People had to get used to shopping online click and collect and the convenience of an app while their mobility was more restricted. This made things more accessible for so many people permanently. This also meant that people who were a little tech averse or didn't trust tech, pushed through that hurdle so that they could get takeaway food or get their groceries delivered. Not everyone hunkered down at home, but there sure was a significantly increased volume of adoption of these sorts of services compared with the prior few years, especially across older generations. This also forced the providers to rapidly improve their systems. There was a supermarket here in New Zealand who had to change their system from their delivery spots opening at midnight, for example. I remember in early November last year, supermarkets were running ads to tell people to reserve their Christmas delivery spot. In case you didn't know even those who aren't religious in New Zealand call that time of year Christmas. I think because of our public holidays. Christmas Day and Boxing Day are both public holidays and supermarkets are closed on Christmas Day. So Christmas gets used in adverts a lot here, which might not be particularly normal worldwide and is kind of exclusionary. Partially because of camping because it's summer, family events and being closed for a day, supermarkets get a little bit nuts. So even post pandemic those services are pretty handy. Without a pandemic, we likely would have seen much slower adoption of this tech. We're likely five plus years ahead of where we may have been if it grew steadily instead. While people might get back to going in themselves to a takeaway food store sometimes, this tech adoption and online purchasing is here to stay, especially in the places where it is most convenient with lots of options or bad traffic.

Video first is becoming so much more common in content creation. Even those who distribute audio only podcasts will commonly record video for social content. This does mean that video podcasts have risen on their own, so YouTube has made a play to work in this area, both paying for show acquisition and in their algorithm and sidebar design. Spotify has also added video to their platform. People's desire for the context of facial expressions and other visual elements has led some people to prefer to watch even when they have the option to just listen.

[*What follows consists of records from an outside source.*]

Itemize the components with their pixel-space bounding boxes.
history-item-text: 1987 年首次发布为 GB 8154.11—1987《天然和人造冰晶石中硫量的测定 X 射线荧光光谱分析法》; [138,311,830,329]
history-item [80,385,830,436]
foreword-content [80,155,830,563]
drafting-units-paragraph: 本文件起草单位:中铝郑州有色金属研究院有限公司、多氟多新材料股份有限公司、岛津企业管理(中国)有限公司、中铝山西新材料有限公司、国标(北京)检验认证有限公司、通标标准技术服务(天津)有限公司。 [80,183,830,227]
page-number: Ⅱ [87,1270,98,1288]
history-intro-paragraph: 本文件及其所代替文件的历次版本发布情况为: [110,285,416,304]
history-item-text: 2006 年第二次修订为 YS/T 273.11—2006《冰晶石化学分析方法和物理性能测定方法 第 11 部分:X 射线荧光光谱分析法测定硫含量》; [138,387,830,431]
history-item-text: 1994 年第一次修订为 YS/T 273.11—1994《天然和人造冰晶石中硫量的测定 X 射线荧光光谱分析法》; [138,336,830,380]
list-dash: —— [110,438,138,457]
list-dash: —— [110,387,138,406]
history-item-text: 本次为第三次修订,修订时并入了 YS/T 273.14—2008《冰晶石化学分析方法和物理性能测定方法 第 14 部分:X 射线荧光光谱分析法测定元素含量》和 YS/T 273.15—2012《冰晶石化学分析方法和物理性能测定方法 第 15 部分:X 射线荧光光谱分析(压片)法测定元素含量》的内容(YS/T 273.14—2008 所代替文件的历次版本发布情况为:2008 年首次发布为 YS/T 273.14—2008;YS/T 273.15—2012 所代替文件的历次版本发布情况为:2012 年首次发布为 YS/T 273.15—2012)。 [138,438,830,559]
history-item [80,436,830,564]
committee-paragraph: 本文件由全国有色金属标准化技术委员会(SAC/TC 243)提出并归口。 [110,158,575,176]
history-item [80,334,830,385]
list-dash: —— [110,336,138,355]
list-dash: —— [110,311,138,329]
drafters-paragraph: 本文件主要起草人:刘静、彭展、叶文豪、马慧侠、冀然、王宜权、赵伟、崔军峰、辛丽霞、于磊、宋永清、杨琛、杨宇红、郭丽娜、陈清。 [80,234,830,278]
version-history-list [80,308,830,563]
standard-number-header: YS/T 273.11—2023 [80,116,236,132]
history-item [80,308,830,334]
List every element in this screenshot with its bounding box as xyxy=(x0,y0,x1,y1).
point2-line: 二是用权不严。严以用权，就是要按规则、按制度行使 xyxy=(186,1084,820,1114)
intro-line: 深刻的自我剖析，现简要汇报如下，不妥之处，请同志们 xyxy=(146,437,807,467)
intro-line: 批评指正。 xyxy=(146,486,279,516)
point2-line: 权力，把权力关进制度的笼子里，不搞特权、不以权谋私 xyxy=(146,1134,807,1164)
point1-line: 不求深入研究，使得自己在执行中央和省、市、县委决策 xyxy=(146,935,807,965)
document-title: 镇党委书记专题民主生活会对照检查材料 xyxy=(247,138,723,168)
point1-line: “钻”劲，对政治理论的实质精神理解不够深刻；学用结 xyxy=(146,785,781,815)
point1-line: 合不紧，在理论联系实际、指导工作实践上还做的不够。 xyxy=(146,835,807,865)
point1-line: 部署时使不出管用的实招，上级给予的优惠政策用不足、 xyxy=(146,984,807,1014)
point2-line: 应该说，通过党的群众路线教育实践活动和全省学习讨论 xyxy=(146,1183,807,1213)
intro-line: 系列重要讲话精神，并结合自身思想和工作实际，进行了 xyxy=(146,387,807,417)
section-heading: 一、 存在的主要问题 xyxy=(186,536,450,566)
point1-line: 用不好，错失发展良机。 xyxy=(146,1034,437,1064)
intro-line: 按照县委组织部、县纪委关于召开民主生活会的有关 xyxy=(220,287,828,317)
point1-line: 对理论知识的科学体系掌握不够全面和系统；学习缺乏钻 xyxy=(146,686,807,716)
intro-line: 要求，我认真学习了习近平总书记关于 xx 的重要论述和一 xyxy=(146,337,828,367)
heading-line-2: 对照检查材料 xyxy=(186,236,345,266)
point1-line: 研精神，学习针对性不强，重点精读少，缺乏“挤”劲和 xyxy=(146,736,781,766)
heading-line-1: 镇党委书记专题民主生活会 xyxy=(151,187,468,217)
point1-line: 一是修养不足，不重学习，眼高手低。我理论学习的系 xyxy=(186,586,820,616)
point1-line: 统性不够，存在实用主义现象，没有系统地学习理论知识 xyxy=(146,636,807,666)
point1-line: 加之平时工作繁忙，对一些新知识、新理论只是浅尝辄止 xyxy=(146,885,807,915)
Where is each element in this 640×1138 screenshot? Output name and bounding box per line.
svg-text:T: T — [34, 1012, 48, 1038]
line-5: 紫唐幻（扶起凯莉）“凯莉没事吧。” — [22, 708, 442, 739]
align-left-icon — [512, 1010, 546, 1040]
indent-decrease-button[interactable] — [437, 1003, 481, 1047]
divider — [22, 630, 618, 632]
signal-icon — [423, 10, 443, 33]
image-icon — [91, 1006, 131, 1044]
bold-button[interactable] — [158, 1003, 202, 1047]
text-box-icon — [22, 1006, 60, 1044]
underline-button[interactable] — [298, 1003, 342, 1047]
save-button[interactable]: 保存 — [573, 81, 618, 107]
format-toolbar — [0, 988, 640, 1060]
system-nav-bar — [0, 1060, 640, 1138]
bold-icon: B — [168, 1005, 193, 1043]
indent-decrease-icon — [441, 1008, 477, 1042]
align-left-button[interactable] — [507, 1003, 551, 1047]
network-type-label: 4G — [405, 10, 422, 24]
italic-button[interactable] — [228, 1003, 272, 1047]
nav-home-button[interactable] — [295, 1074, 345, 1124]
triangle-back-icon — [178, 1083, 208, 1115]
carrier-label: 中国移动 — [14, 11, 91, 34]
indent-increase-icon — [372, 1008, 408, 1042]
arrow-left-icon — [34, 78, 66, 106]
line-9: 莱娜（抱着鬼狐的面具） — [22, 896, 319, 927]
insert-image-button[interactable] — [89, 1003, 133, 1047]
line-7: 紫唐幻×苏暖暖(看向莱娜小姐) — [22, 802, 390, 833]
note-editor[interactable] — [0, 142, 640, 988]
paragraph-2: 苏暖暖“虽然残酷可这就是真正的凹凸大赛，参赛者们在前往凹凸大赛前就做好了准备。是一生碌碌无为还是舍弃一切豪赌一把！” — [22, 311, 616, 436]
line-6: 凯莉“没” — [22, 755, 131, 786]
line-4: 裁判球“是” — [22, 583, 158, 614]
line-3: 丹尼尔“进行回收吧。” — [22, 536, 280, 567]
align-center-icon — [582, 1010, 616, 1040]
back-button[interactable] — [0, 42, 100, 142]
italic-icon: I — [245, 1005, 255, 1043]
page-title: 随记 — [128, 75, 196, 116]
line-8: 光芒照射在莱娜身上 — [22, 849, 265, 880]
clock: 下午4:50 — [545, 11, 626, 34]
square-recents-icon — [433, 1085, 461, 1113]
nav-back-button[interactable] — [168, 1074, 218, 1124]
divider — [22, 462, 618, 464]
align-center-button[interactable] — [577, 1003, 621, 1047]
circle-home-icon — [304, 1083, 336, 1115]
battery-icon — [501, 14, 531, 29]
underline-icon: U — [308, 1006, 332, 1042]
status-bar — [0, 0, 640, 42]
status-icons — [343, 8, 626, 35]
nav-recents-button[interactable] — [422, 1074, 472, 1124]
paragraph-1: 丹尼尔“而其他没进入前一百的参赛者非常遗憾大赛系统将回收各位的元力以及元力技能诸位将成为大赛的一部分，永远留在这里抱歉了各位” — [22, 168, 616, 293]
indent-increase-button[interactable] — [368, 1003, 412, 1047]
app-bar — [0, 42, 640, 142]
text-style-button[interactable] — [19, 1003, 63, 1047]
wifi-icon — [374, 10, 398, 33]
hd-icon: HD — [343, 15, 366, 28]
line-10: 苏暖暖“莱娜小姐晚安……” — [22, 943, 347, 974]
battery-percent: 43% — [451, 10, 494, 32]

Brand loyalty seems to have gone out the window completely, or at least it's harder to earn it. It's now so much easier to switch products because of online reviews and convenience of purchase. But any brand that makes things easier like a subscription product can do well and is much more expected nowadays. While you can easily get the same product or something very similar online with the added accessibility and Google ability, the entire brand, the business the personality, delivery, communication and connection are much larger factors than they were when getting distribution into the regular store was the thing and packaging was making that sales pitch on the shelf. For some brands, that's still pretty key, but it isn't the only access channel anymore.

Working from home has also had an impact on our society. This impacts marketing and a few niche ways partially because there's a potential for less time spent in the car, meaningless radio ads or less podcast time baked into the day. This time may be swapped out to another time but we did see less podcast listening while people were stuck at home, while new shows were launching left right and centre splitting the attention. It also means less time scrolling on the train, for example. Overall though, time spent online seems to have gone up. So while the behaviour has changed, it does seem to have grown in some areas. This change is something you can reflect on about how it would possibly impact your business' options to market interact and grow loyalty with your audience.

A lot has changed in the online and physical world over the past few years. I haven't covered everything that's changed here, but these are the biggest factors changing our marketing world compared to three to five years ago. If your marketing plan hasn't been shaken up in that time, your results are probably reflecting that.